Impact of p21 on renal fibrosis progression. (a) Masson’s trichrome staining of tissues from WT and p21^−/− mice. Upper panels are low magnifications (x200) and lower panels were high magnifications (x400). (b) Immunostaining staining of obstructed kidneys in WT and p21^−/− mice. Scale bar, 100 µm. (c,d) The quantification of α-SMA (c) and E-Cadherin (d).
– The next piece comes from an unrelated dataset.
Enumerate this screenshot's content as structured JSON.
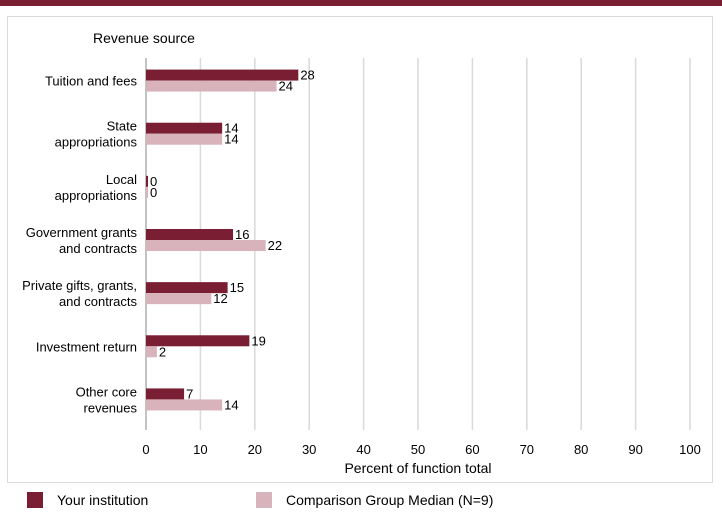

N = 3 different mice for each time points in each genotypes. Data are as given averages ± SD; *P < 0.05; **P < 0.01. NS, Not Significant (two-tailed unpaired Student’s t-test). (e) Immunoblotting with indicted antibodies of tissue lysates from 7 days after the injury.

Figure 7

The proliferative cells are increased in p21 deficient mice. (a) Co-immunostaining with Anti-Ki67 (green) and Anti-E-Cadherin (red). Scale bar, 100 µm. (b) Quantification of the number of Ki67 positive cells. (c) The number of Ki67 positive cells on E-Cadherin stained area (Ki67 and E-Cadherin double stained cells). N = 3 different mice for each time points in each genotypes. (d) Co-immunostaining with Anti-p-H3^S10 (green) and Anti-Ki67 (red). Scale bar, 100 µm. (e) The number of p-H3^S10 and Ki67 double positive cells. (f) The ratio of p-H3^S10 per Ki67. Values were calculated by dividing the number of p-H3^S10 and Ki67 double positive cells by the number of Ki67. N = 3 different mice for each time points in each genotypes. Data are as given averages ± SD; *P < 0.05; **P < 0.01; NS, Not Significant (two-tailed unpaired Student’s t-test).